Wenn heute vom Wohnen die Rede ist, sind die vorherrschenden Themen zumeist: steigende Mieten, hohe Immobilienpreise und ein nicht ausreichendes Wohnungsangebot in den großen Städten. Psychologische Belange wie das Wohlbefinden der Bewohnerinnen und Bewohner geraten schnell aus dem Blick, wenn ökonomische und zunehmend auch ökologische Fragen das Feld beherrschen.
Man macht sich Gedanken über Gebäude, die sich durch geschlossene Energie- und Versorgungskreisläufe auszeichnen und Möglichkeiten zur Lebensmittelproduktion bieten, Regenwasser aufbereiten sowie Strom- und Heizenergie mit Wind- und Solaranlagen erzeugen, und man überlegt, wie die Stadt in eine Green City verwandelt werden kann.

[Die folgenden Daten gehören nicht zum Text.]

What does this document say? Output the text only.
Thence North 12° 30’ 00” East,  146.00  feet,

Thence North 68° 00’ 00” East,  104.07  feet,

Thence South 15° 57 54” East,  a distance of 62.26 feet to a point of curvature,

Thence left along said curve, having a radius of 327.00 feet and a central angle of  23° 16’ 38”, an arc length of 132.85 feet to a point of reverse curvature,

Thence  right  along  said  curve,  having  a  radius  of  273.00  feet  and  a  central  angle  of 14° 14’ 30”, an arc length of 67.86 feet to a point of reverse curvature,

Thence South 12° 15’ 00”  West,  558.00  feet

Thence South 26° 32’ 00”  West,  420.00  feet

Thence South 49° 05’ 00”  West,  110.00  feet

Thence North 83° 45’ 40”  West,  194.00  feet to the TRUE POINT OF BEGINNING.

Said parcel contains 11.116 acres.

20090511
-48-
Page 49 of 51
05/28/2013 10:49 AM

Doch es geht nicht nur um wirtschaftliche und ökologische Belange wie ein kostensparendes einfacheres Bauen und den Verzicht auf eine extrem aufwändige Haustechnik und die Einsparung von Heizenergie, indem gedämmt wird, was das Zeug hält. Denn Ökonomie und Ökologie sind nur zwei der drei Dimensionen des Leitbildes der Nachhaltigkeit, einer wichtigen Richtschnur nationaler und internationaler Politik.
Die dritte Dimension nimmt Bezug auf die psychologischen und sozialen Bedürfnisse des Menschen. In der Coronazeit ist diese dritte Dimension weiter in den Vordergrund gerückt, weil Menschen mehr Zeit in Wohnungen verbringen mussten, weil Begegnungen im öffentlichen Raum vermieden werden sollten und möglichst zu Hause gearbeitet werden sollte. Die Möglichkeit war weitgehend gegeben, weil man heute für viele Arbeiten nur einen Laptop und einen Internetanschluss braucht.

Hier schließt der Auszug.